Segundo o jornalista Nelson Rodrigues, os
complexos do Narciso às avessas e do cão vira-lata nos acompanham
historicamente. Não nos deve afligir sermos Narcisos ao contrário nem nos deve
incomodar sermos comparados com o cão vira-lata. Não sermos Narcisos significa
estarmos afastados da arrogância, da prepotência e da empáfia próprias da
figura mitológica e que estigmatizam muitos outros povos. O cão vira-lata, por
sua vez, como bem acentuou Eduardo Giannetti, é um exemplo de inteligência
criativa, vivaz, improvisadora, sendo um sobrevivente num mundo que lhe é
hostil e adverso.
O sentimento de inferioridade que nos
paralisa e nos atrasa pode-se dizer ter surgido com o descobrimento. Segundo
nos mostra o citado Eduardo Giannetti, em seu livro O elogio do vira-lata e outros ensaios,
os que aqui nasceram, filhos de portugueses com índias e, depois, com escravas,
eram os chamados mazombos, sinônimos de grosseiros, brutos, iletrados. Ao
crescerem, mostraram desejo de ir para Portugal ou qualquer país da Europa.
No século 19, a elite intelectual que se
formava manifestava o seu desconforto com o País e o comparava com outras
nações, sempre colocando-o em desvantagem. Conforme consta do mencionado livro
de Giannetti, Joaquim Nabuco dizia: “O sentimento em nós é brasileiro, a
imaginação é europeia”. Dizia mais, que as paisagens brasileiras não valiam um
trecho da Via Appia, do Sena ou do Louvre.
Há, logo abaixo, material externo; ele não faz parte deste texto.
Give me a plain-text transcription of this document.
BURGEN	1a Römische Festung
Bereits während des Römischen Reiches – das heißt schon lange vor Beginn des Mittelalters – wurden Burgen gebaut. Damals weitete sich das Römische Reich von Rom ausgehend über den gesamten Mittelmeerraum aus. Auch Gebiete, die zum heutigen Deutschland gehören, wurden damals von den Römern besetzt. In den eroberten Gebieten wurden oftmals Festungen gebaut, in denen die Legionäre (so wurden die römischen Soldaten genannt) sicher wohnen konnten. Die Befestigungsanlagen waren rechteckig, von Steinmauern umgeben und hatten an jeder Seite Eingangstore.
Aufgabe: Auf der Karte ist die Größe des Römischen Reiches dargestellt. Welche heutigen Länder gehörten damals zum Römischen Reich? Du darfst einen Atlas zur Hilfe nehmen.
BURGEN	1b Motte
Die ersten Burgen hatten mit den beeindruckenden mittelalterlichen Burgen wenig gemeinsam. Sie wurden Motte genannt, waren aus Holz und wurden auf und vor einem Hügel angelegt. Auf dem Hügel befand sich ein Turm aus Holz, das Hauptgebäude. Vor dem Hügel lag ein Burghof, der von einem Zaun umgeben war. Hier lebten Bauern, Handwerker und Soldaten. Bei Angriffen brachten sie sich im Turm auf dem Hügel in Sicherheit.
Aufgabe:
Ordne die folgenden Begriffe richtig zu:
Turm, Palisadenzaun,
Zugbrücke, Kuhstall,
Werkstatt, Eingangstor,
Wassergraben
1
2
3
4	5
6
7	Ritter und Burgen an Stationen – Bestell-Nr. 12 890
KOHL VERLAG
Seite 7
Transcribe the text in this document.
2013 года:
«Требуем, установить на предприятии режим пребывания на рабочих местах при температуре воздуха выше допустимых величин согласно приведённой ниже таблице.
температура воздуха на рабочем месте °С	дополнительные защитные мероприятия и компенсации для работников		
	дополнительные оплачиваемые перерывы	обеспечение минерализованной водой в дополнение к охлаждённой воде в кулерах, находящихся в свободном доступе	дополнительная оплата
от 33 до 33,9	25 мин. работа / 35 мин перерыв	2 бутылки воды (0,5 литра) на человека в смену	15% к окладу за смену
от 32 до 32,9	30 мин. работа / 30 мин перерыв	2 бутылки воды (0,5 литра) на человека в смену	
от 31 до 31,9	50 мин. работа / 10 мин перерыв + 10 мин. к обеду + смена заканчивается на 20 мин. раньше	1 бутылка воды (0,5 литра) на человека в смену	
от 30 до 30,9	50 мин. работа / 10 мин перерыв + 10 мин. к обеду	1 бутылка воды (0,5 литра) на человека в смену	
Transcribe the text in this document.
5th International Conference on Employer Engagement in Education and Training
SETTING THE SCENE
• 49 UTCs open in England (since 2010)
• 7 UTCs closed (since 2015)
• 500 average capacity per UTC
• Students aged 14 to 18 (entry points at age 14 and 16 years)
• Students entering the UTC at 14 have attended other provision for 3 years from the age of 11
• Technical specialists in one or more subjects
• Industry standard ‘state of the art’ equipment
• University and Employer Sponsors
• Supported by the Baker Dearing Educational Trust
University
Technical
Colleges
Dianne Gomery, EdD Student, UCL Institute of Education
Os governantes, por sua vez, para eximir-se
de responsabilidades, atribuíam as nossas mazelas ao povo e, especialmente, à
mistura das raças que nos compõem. Afirmavam que a miscigenação provocara uma
degeneração genética e moral e era responsável pelo nosso “atraso
civilizatório”. Um ministro do presidente Campos Sales comparou a nossa
economia com a dos Estados Unidos e afirmou que o nosso atraso econômico era
culpa do povo.
Intelectuais como Oliveira Viana e Sílvio
Romero tinham esperança de que o Brasil melhorasse com o “branqueamento
progressivo e natural”. Nas relações exteriores, o barão do Rio Branco não
permitia que o País fosse representado por negros ou mestiços. Eram barrados no
Itamaraty. Estes e outros fatos bem ilustram o grau de intolerância das elites
dirigentes em relação às nossas origens raciais.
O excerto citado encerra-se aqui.